The Tree of Life is another meditation on masculinity and how to act in this world, and warning – as a white man, most of my films so far have been about what it means to be a white man in America – but then again, that’s too much of Hollywood as well. (Just a quick BTW, one of my favorite films is Girlhood, a piece by Celine Sciamma about what it means to be a low-income black teenaged girl in the slums outside of Paris, and that’s just a completely hidden gem that really matters and makes you feel it even as a white boy living in America. Also that was me trying to feel better about myself.)

But every part of Tree of Life contributes to the film, and while it doesn’t seem like a straight narrative, it tells its story masterfully and through incredible imagery, and yes, Brad Pitt’s in two of these films. Dude needs a boost this week.

Yes, that includes the dinosaurs. The dinosaurs are in this film for a reason, and while I could not recognize it upon my first viewing of this film (as a Junior in high school), its another film that simply gets better as you continue watching and it’s one of my favorite films.

1. The Social Network, David Fincher, 2010

The Social Network is one of my favorite films. Period. End paragraph.
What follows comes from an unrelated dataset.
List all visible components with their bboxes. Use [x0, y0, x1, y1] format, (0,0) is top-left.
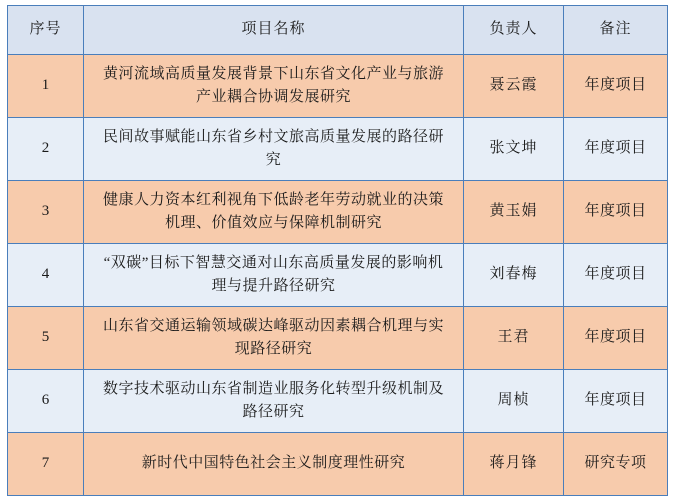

It’s only beaten by what I believe to be Stanley Kubrick’s true masterpiece Dr. Strangelove. But this is not a piece about why Strangelove is perhaps the greatest film ever made and why it still rings the same message today.

The Social Network is an inner look at genius, that all geniuses are crazy, and that even if you’re one of the smartest people in the world, it doesn’t mean your a decent one. Zuckerberg is shown to be in pursuit of his own achievements, and much like Daniel Plainview, is willing to ruin relationships and cause havoc to get there.

Holy shit – I’m now realizing how close There Will Be Blood and The Social Network truly are. Wow. They’re both about driven, insane, competitive men who are willing to sacrifice in the name of personal achievement and glory but end up alone, isolated from a world they changed and did not want them. FUCK.

But yeah, everything, from the music, to the cinematography, to Zuckerberg’s portrayal as this little man who did what he became famous for out of revenge and did not know how to handle himself once it grew beyond what he could personally control. That’s a good morale to learn, that you should always be a decent person, especially to your friends, because they will feel the most hurt if you don’t, and because you’re not alone in this world like Zuckerberg, at least in the film, thinks himself to be.

Also, I just plain love this film, and Fincher could have made this list twice with Zodiac, so check that one out too.